Costello returned to his desk and lowered his tired body into a well-padded leather chair. He pulled a brown paper bag from the lower desk drawer and opened it to set out a recently purchased bottle and two small paper cups the size of shot glasses. Did he need to ask if Rouge wanted a drink, or could he put that much faith in the IA reports from Dame’s Tavern? He wasn’t sure. So this little exercise with the whiskey bottle was more in the nature of a science experiment than a social gesture.
The rookie investigator put up no fight, no protest, but neither did he act like a lush in need of a drink at the end of a long shift. He picked up his paper cup and sipped the golden vintage liquid, which might as well have been water for all this young cop cared.

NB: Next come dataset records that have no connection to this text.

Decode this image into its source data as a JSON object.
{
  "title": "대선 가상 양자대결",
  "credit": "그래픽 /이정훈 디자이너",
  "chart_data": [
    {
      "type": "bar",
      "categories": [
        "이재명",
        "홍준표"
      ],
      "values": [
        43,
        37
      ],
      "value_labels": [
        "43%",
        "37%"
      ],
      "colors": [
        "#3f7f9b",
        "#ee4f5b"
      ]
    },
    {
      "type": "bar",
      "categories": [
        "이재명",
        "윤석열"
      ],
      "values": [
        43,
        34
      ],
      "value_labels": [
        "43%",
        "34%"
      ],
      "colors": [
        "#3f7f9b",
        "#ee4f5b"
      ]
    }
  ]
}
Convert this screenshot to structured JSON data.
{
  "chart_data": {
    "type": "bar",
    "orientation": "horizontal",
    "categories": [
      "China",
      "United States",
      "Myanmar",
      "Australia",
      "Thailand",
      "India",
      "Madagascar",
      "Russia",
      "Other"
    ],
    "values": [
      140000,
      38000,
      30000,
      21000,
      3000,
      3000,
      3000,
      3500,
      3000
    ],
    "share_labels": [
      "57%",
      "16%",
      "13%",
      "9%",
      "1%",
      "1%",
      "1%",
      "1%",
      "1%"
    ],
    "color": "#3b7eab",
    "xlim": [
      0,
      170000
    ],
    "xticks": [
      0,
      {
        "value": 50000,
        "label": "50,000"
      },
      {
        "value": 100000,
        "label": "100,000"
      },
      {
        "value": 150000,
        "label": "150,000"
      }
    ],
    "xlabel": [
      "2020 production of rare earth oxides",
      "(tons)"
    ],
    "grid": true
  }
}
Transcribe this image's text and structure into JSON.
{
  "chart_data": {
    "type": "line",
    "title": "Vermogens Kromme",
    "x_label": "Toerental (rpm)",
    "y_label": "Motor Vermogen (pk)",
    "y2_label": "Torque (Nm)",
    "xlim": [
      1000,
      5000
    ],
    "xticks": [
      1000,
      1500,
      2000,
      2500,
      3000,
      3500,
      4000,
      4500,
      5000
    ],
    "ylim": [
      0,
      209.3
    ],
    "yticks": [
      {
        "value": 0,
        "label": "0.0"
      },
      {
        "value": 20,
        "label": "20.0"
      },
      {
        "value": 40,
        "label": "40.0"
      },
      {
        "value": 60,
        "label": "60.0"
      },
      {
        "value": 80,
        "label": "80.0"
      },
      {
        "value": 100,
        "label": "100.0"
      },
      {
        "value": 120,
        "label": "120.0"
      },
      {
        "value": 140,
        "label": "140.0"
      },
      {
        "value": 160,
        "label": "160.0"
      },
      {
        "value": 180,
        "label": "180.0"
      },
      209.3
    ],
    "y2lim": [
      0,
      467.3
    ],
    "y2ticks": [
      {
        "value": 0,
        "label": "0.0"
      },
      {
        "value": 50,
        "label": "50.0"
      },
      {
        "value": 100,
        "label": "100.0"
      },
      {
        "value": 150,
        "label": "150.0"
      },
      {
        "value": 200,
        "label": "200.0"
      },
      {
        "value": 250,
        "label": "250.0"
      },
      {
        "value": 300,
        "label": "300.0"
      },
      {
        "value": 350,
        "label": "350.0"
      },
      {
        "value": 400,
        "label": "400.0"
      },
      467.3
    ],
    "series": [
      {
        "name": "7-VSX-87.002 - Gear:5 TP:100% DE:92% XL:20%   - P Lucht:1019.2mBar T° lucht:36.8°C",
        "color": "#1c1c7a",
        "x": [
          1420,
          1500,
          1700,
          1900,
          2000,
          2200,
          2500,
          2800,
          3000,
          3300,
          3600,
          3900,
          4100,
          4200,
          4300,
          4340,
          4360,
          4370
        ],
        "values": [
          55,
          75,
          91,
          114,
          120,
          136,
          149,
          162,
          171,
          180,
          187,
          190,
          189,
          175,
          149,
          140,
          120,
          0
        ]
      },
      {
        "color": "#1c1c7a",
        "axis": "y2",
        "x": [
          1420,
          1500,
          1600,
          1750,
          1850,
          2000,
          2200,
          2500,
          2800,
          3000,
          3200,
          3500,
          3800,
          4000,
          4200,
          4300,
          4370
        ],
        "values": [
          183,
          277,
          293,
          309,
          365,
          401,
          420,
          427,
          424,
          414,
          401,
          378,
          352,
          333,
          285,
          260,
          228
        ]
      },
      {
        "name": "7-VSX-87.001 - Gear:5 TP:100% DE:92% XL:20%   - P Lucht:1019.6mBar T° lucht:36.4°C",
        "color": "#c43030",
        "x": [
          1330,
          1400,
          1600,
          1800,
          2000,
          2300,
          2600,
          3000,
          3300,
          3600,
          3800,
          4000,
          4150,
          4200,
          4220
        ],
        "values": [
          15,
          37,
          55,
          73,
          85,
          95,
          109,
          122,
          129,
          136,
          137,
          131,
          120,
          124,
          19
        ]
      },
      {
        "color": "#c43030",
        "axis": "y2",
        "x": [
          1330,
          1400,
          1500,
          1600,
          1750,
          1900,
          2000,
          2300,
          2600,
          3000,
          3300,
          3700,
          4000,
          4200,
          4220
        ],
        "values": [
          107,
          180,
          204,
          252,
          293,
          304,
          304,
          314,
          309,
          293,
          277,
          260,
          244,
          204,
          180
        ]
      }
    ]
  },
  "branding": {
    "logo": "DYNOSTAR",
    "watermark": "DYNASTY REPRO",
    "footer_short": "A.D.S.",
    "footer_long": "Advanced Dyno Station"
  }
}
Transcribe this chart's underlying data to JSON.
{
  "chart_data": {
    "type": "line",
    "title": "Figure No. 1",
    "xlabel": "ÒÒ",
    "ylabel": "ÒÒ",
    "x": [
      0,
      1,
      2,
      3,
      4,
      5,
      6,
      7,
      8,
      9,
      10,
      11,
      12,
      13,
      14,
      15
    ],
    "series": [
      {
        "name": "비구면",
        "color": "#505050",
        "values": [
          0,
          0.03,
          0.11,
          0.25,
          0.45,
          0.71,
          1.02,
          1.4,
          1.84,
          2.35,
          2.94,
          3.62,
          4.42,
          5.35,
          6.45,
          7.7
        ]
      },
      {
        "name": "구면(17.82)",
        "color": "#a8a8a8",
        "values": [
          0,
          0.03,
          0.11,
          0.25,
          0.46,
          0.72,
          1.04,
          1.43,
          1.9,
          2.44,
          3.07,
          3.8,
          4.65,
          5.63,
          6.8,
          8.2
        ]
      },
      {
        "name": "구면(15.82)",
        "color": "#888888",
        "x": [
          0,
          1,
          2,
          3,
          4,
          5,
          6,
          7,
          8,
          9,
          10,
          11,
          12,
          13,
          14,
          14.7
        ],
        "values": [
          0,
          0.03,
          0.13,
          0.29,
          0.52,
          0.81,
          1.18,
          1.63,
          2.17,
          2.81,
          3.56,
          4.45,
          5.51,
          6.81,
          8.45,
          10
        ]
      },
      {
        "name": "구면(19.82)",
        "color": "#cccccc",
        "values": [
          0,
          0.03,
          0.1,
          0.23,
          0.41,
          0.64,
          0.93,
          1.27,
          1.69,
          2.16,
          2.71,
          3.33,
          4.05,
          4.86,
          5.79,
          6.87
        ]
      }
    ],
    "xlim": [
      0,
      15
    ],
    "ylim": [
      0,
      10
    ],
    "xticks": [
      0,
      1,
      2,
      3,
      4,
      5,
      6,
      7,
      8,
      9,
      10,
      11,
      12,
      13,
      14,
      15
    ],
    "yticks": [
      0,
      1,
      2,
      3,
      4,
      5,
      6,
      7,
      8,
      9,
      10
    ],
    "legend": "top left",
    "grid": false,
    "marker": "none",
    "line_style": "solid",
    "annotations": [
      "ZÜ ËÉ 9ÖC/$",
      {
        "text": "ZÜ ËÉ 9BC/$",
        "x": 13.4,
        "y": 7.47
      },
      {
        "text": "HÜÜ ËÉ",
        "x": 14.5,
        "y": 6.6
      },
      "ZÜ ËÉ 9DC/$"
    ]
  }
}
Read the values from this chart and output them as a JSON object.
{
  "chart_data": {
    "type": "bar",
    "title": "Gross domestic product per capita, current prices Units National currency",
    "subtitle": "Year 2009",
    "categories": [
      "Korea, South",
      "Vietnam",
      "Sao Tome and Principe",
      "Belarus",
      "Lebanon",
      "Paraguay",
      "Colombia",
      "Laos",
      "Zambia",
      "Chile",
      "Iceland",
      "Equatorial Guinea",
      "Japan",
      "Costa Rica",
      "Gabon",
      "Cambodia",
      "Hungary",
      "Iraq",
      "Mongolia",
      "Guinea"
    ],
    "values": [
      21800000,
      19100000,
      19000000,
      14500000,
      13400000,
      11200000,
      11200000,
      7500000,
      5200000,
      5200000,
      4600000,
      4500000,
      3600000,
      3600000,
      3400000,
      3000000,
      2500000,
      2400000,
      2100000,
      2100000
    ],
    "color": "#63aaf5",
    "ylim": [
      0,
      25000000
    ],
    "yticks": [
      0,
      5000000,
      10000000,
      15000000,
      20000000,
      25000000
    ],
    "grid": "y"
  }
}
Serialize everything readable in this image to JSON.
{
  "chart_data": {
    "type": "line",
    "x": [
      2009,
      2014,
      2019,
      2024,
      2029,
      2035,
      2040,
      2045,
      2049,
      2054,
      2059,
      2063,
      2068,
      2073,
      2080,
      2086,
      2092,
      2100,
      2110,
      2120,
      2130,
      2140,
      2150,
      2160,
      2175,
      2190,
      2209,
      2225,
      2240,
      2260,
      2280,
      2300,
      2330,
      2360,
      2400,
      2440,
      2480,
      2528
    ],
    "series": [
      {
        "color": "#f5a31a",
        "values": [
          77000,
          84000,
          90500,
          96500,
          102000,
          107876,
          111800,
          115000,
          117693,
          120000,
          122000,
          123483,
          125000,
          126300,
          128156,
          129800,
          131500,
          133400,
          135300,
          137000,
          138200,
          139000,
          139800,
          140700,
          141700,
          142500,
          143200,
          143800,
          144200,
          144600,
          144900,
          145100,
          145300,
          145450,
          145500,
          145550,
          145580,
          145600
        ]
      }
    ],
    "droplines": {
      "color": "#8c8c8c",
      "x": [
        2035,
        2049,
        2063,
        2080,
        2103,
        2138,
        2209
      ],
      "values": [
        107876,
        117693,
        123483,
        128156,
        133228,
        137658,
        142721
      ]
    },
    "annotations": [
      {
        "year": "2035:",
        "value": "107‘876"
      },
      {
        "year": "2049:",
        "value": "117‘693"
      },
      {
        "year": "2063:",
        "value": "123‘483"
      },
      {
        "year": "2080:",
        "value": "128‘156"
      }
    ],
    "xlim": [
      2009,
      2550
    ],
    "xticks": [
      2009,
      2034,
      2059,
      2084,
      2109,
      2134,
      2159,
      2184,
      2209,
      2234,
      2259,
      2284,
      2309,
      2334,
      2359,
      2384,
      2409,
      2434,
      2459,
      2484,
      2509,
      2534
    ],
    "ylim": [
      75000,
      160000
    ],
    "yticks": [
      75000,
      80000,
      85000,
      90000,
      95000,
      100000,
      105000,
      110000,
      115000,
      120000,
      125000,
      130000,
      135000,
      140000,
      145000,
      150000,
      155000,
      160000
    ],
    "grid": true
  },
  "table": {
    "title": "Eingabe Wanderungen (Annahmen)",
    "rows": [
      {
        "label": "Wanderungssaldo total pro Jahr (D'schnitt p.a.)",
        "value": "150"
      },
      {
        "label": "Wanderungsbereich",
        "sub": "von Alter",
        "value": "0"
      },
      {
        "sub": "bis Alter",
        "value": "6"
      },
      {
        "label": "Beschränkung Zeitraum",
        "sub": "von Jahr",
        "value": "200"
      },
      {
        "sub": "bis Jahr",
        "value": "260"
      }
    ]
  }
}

The captain decided that the boy drank because he wanted to, and not because of a physical craving. He well understood the anesthetic effects of alcohol.
“I’ll save you some time,” said Costello, interrupting Rouge’s reading. “There’s no record on Beckerman in the States. But the Canadians want a few words with him.” The captain leaned over to tap the file Rouge was holding. “Check out the back sheet. Smart little bastard was working his shit in a summer camp over the border. Screening services don’t usually check outside the country. That’s why the school had nothing on him.”
Rouge scanned this final sheet. “A rich Ivy League graduate working as a summer camp counselor? That’s minimum wage. Why didn’t they—”
“He didn’t put that down when he applied for the job, and that was smart. That’s when the bells go off. The camp was a little mom-and-pop operation—no screening, and they paid him in cash. They didn’t even know he was a U.S. citizen.”